Under the Civil Practice Act (§§ 230, 231), when a court order was required for substituted service in all cases, courts permitted defective affidavits of service to be later corrected (Lehman v Mariano, 285 App Div 824; Air Conditioning Training Corp. v Pirrote, 270 App Div 391) and deficiencies in the process server’s affidavit as to the efforts made to gain admittance to defendant’s residence to be supplied by postservice supplemental proof (Merchandise Nat. Bank of Chicago v Lister, 7 Misc 2d 106; cf. Haswell v Lincks, 87 NY 637). There is no reason to apply a different rule here.

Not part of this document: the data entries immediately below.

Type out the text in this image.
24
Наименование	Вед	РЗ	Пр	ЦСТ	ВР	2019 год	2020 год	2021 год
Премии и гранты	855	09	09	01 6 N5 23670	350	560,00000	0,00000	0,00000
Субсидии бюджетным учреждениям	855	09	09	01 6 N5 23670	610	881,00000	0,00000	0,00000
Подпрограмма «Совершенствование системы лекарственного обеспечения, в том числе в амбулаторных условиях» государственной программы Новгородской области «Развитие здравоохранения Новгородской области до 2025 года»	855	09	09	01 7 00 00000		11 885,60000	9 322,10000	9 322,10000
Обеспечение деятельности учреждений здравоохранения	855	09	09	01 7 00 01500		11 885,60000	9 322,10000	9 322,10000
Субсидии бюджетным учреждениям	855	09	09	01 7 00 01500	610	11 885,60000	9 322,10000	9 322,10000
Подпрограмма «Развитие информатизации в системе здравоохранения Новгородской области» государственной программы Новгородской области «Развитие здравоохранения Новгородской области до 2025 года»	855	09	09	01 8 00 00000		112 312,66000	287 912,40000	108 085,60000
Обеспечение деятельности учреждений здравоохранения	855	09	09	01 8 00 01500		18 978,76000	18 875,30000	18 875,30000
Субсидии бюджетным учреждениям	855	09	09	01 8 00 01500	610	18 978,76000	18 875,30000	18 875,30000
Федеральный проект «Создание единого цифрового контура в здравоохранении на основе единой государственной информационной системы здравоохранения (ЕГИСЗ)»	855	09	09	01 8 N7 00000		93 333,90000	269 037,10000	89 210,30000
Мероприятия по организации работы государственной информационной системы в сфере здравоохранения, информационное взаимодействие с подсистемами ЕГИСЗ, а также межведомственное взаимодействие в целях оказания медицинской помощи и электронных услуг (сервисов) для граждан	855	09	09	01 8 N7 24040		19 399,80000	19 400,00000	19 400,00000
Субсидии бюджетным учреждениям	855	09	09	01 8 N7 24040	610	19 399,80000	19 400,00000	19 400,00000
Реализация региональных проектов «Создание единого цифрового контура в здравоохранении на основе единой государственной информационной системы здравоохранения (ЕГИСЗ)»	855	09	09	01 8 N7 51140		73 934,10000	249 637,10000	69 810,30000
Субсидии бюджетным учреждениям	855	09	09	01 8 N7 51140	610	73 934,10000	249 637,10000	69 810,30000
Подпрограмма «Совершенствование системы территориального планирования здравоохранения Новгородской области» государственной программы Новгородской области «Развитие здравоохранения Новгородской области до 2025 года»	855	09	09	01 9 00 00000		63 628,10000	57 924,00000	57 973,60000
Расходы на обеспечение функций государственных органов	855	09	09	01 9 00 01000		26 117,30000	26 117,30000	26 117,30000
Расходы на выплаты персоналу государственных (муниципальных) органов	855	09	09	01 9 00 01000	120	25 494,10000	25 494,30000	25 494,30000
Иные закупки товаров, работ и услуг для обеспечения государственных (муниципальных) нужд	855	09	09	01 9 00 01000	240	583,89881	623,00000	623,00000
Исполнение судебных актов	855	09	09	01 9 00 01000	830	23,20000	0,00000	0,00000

In view of the conceded fact that defendant was not available for personal service, it cannot be questioned that the requirement of the statute (i.e., that personal service could not be made with due diligence) was in fact met. As stated by the First Department in Air Conditioning Training Corp. v Pirrote (supra, p 393): “There is * * * a difference between service and proof of service. One is a fact of which the other is the evidence. It is the fact of proper service which confers jurisdiction * * * The deficiency in the proof may be supplied.” (See Merchandise Nat. Bank of Chicago v Lister, supra, p 107, in which the court gave plaintiff an opportunity to supply additional proof of proper service where the process server, although he failed to allege in his affidavit compliance with section 231 of the Civil Practice Act, actually made a reasonable attempt to gain entry to defendant’s home.) Because service was made in compliance with the order on July 18, 1980 and necessity for the order unquestionably existed at that time, jurisdiction was obtained. The deficiency in the application for the original order was not a jurisdictional defect and was cured by subsequent proof.
*54Simons, Doerr and Moule, JJ., concur with Dillon, P. J.; Hancock, Jr., J., dissents and votes to affirm in a separate opinion.
Order reversed, with costs, order of substituted service vacated and application therefor denied.